Thursday, June 28, 2012

Two cents on currencies.

Elizabeth Taylor summed it up best when she quipped: “Money is the best deodorant.” In these times of bizarre bailouts that feels ‘right on the money’ as the stench of bankruptcy that surrounds Greece, Iceland, Ireland, Italy, Spain and Portugal can only be overpowered by a liberal squirt of Euros or the enchanting odour of crisp greenbacks cranked out by Ben Bernanke and the Fumbling Feds.

A deep discussion on the economics of recession always puts people to sleep so I shall stick to the superficial and serve you the trivial stuff you’ve always craved for.

Let’s set the ball rolling by understanding why the rupee is called the Rupee.
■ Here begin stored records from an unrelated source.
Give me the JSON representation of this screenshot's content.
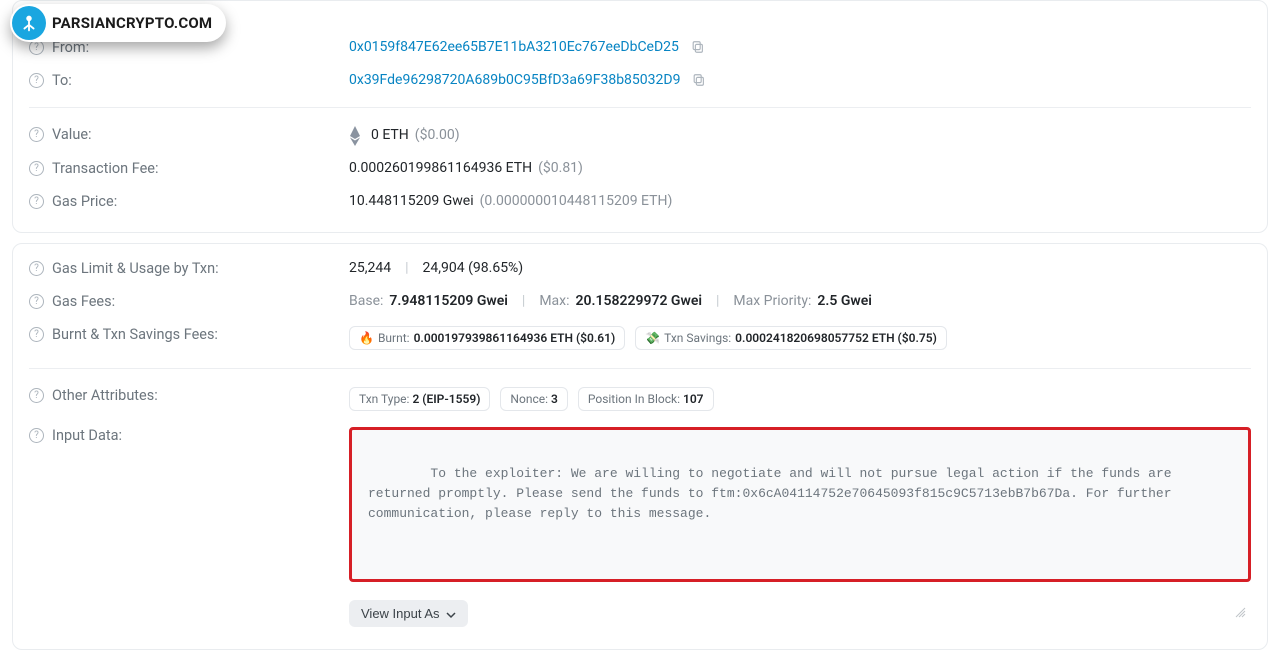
{
  "brand": "PARSIANCRYPTO.COM",
  "card1": {
    "from": {
      "label": "From:",
      "value": "0x0159f847E62ee65B7E11bA3210Ec767eeDbCeD25"
    },
    "to": {
      "label": "To:",
      "value": "0x39Fde96298720A689b0C95BfD3a69F38b85032D9"
    },
    "value": {
      "label": "Value:",
      "amount": "0 ETH",
      "usd": "($0.00)"
    },
    "fee": {
      "label": "Transaction Fee:",
      "amount": "0.000260199861164936 ETH",
      "usd": "($0.81)"
    },
    "gas_price": {
      "label": "Gas Price:",
      "gwei": "10.448115209 Gwei",
      "eth": "(0.000000010448115209 ETH)"
    }
  },
  "card2": {
    "gas_limit": {
      "label": "Gas Limit & Usage by Txn:",
      "limit": "25,244",
      "used": "24,904 (98.65%)"
    },
    "gas_fees": {
      "label": "Gas Fees:",
      "base_label": "Base:",
      "base_val": "7.948115209 Gwei",
      "max_label": "Max:",
      "max_val": "20.158229972 Gwei",
      "maxp_label": "Max Priority:",
      "maxp_val": "2.5 Gwei"
    },
    "burnt": {
      "label": "Burnt & Txn Savings Fees:",
      "burnt_label": "Burnt:",
      "burnt_val": "0.000197939861164936 ETH ($0.61)",
      "save_label": "Txn Savings:",
      "save_val": "0.000241820698057752 ETH ($0.75)"
    },
    "attrs": {
      "label": "Other Attributes:",
      "txn_type_label": "Txn Type:",
      "txn_type_val": "2 (EIP-1559)",
      "nonce_label": "Nonce:",
      "nonce_val": "3",
      "pos_label": "Position In Block:",
      "pos_val": "107"
    },
    "input": {
      "label": "Input Data:",
      "text": "To the exploiter: We are willing to negotiate and will not pursue legal action if the funds are returned promptly. Please send the funds to ftm:0x6cA04114752e70645093f815c9C5713ebB7b67Da. For further communication, please reply to this message.",
      "view_btn": "View Input As"
    }
  }
}
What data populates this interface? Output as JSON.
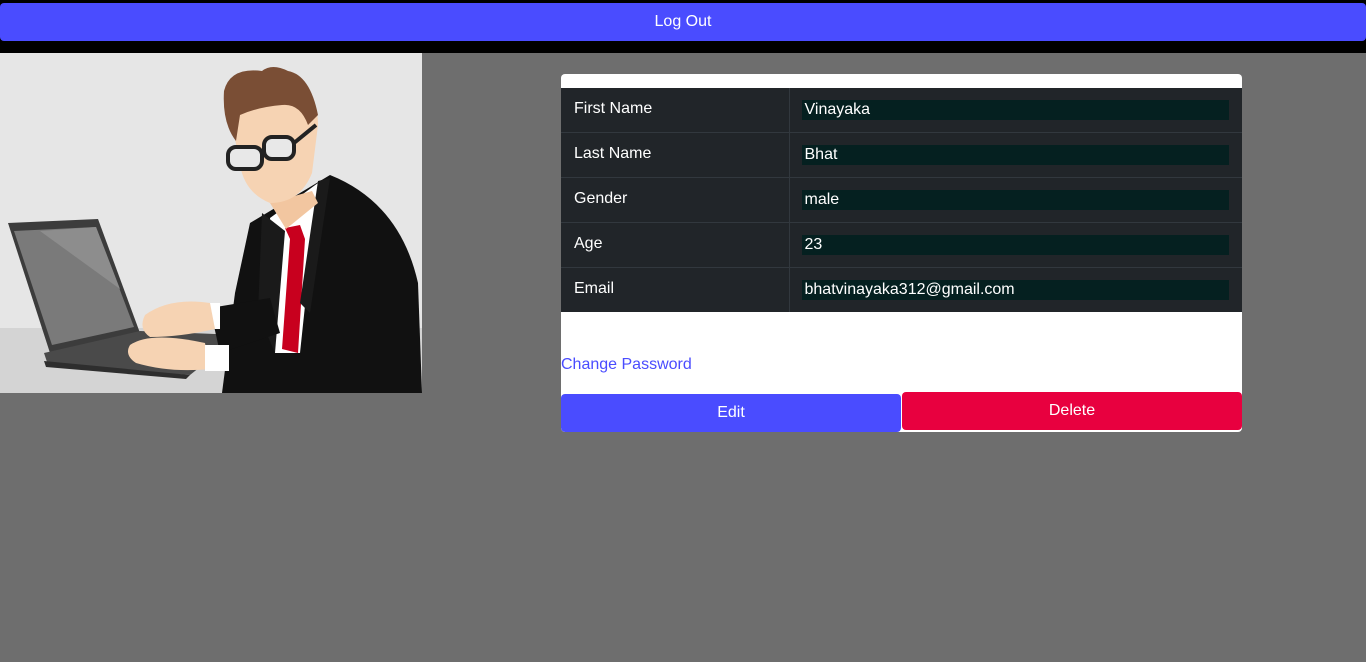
{
  "header": {
    "logout_label": "Log Out"
  },
  "profile": {
    "rows": [
      {
        "label": "First Name",
        "value": "Vinayaka"
      },
      {
        "label": "Last Name",
        "value": "Bhat"
      },
      {
        "label": "Gender",
        "value": "male"
      },
      {
        "label": "Age",
        "value": "23"
      },
      {
        "label": "Email",
        "value": "bhatvinayaka312@gmail.com"
      }
    ]
  },
  "actions": {
    "change_password_label": "Change Password",
    "edit_label": "Edit",
    "delete_label": "Delete"
  },
  "colors": {
    "accent": "#4a4cff",
    "danger": "#e8003f",
    "table_bg": "#212529",
    "page_bg": "#6e6e6e"
  },
  "illustration": {
    "icon": "man-at-laptop-illustration"
  }
}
Before Sher Shah Suri came along and applied the Sanskrit word for ‘shapely’ (what Rupiya means) to silver coins, the tankha (yes, the Hindi word for salary!) was the fiat currency of the Thuglaqs. Babar and Humayun somehow didn’t fancy the Rupiya. They preferred the Shahrukhi instead.

Akbar deserves the credit for putting the Rupee back into circulation as he felt it had its merits. The rest of the Mughals just cut, copy, paste Akbar’s template and that’s how India was flooded with many variants of the Rupee. The East India Company standardised the currency system by subsuming the local denominations.

For example, in the Madras Presidency, the basic unit was the copper Kasu. Then there was the silver Panam (80 copper kasus). Followed by the Rupee (12 panams) and on top there was the gold Pagoda (3.5 rupees). Over time, this was simplified into Pice, Paise, Annas and Rupees. 16 Annas, 64 Paise and 164 Pies were the equivalent of one rupee. Now you know the real import of the legendary Bollywood dialogue ‘pie pie chuka doonga’!

The Yuan and Yen have similar origins to the Rupee. As in, they cue the round shape. Pound comes from Latin word ‘Poundus’ indicating weight. While ‘Dollar’ is derived from Thaler, short for Joahimsthaler, a coin made from metal mined in Joahimsthal, a town in Czech Republic. And ‘Dirham’ owes its origins to the Greek word Drachma meaning ‘handful’. Hope the dime-a-dozen trivia you just learnt was worth every penny!